We also observe that Doe's construction of Code § 18.2-370.5(B) would permit absurd results.   Under Doe's construction, a circuit court could force an owner of private property who operates a day care center or a private school to admit a convicted violent sex offender onto the owner's property irrespective of the owner's consent.   We cannot ascribe to the General Assembly the intent to divest from such owners this basic right of property ownership.   Thus, we further disagree with Doe's construction because it permits a circuit court to deny an owner of private property the right to determine who may enter onto that property.

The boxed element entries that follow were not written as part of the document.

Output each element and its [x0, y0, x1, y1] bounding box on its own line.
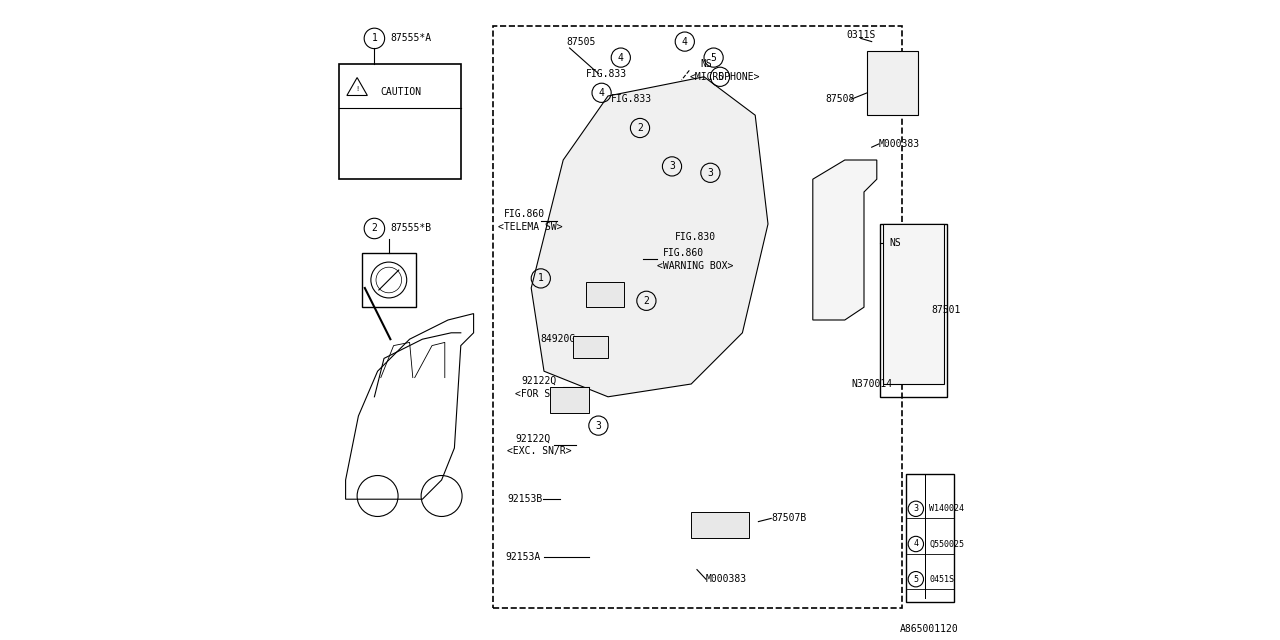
- Text: 3: 3: [669, 161, 675, 172]
- Text: A865001120: A865001120: [900, 623, 959, 634]
- Polygon shape: [883, 224, 945, 384]
- Text: 92122Q: 92122Q: [522, 376, 557, 386]
- Text: N370014: N370014: [851, 379, 892, 389]
- Text: M000383: M000383: [707, 574, 748, 584]
- Text: 5: 5: [717, 72, 723, 82]
- Text: 5: 5: [710, 52, 717, 63]
- Text: FIG.860: FIG.860: [663, 248, 704, 258]
- Text: !: !: [355, 86, 360, 92]
- Text: FIG.833: FIG.833: [585, 68, 627, 79]
- Text: 2: 2: [637, 123, 643, 133]
- Polygon shape: [813, 160, 877, 320]
- Text: 4: 4: [599, 88, 604, 98]
- Text: 1: 1: [371, 33, 378, 44]
- Text: 87501: 87501: [932, 305, 960, 316]
- Text: 3: 3: [708, 168, 713, 178]
- Text: 92153B: 92153B: [507, 494, 543, 504]
- Text: FIG.830: FIG.830: [676, 232, 717, 242]
- Text: <TELEMA SW>: <TELEMA SW>: [498, 222, 562, 232]
- Polygon shape: [868, 51, 919, 115]
- Text: Q550025: Q550025: [929, 540, 964, 548]
- FancyBboxPatch shape: [573, 336, 608, 358]
- Text: M000383: M000383: [879, 139, 920, 149]
- Text: 2: 2: [371, 223, 378, 234]
- Text: 4: 4: [914, 540, 918, 548]
- Text: 92153A: 92153A: [506, 552, 541, 562]
- Text: <FOR SN/R>: <FOR SN/R>: [516, 388, 573, 399]
- Text: 87555*B: 87555*B: [390, 223, 431, 234]
- Text: 0451S: 0451S: [929, 575, 955, 584]
- Text: NS: NS: [701, 59, 713, 69]
- Polygon shape: [531, 77, 768, 397]
- Text: 84920G: 84920G: [540, 334, 576, 344]
- FancyBboxPatch shape: [691, 512, 749, 538]
- Text: 3: 3: [914, 504, 918, 513]
- Text: <EXC. SN/R>: <EXC. SN/R>: [507, 446, 571, 456]
- Text: <MICROPHONE>: <MICROPHONE>: [689, 72, 760, 82]
- FancyBboxPatch shape: [585, 282, 625, 307]
- Text: 1: 1: [538, 273, 544, 284]
- Text: 4: 4: [618, 52, 623, 63]
- Text: NS: NS: [890, 238, 901, 248]
- Text: 0311S: 0311S: [846, 30, 876, 40]
- Text: FIG.833: FIG.833: [612, 94, 653, 104]
- Text: <WARNING BOX>: <WARNING BOX>: [658, 260, 733, 271]
- Text: 3: 3: [595, 420, 602, 431]
- Text: FIG.860: FIG.860: [504, 209, 545, 220]
- Text: 87555*A: 87555*A: [390, 33, 431, 44]
- Text: 92122Q: 92122Q: [516, 433, 550, 444]
- FancyBboxPatch shape: [550, 387, 589, 413]
- Text: 5: 5: [914, 575, 918, 584]
- Text: 4: 4: [682, 36, 687, 47]
- Text: 2: 2: [644, 296, 649, 306]
- Text: 87507B: 87507B: [771, 513, 806, 524]
- Text: W140024: W140024: [929, 504, 964, 513]
- Text: CAUTION: CAUTION: [381, 86, 422, 97]
- Text: 87505: 87505: [566, 36, 595, 47]
- Text: 87508: 87508: [826, 94, 855, 104]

Under the Commonwealth's construction of Code § 18.2-370.5(B), however, the school board would be permitted to exercise its supervisory authority granted by Article VIII.   Once a circuit court has lifted the ban imposed by Code § 18.2-370.5(A), the school board would be permitted to determine whether, and under what circumstances, an offender may enter onto school property.

The Commonwealth's construction of the statute also would permit the circuit court to lift the statutory ban in part, specifying the extent to which the ban is lifted regarding the time, place, and reasons for being present on school property.   After the circuit court lifts the statutory ban in full or in part, the school board then would be permitted to decide whether to allow the offender entry within all or part of the scope of the lifted ban.

We agree with the Commonwealth's construction of the statute because this interpretation permits the school board to exercise fully its supervisory authority under Article VIII, while preserving the circuit courts' authority to determine whether the statutory ban should be lifted in whole or in part based on the particular circumstances of a given offender.   This construction ensures the constitutionality of the statute and preserves the sound legislative purpose of involving both the courts and the affected day care and school authorities in these decisions of manifest public importance.

Finally, our conclusion is not altered by Doe's argument that because the General Assembly has enacted many statutes directly or indirectly affecting the supervisory authority of school boards, Code § 18.2-370.5 is simply another statute that imposes restrictions on the school boards' exercise of its supervisory authority.   This argument is unpersuasive because it relies primarily on the passage of various unrelated legislative enactments, rather than on a substantive analysis of the statute at issue.   We also find no merit in Doe's remaining arguments.

For these reasons, we will reverse the circuit court's judgment and remand the case for a determination whether, and under what circumstances, the statutory ban of Code § 18.2-370.5 applicable to Doe should be lifted in whole or in part.

Reversed and remanded.

OPINION BY Justice BARBARA MILANO KEENAN.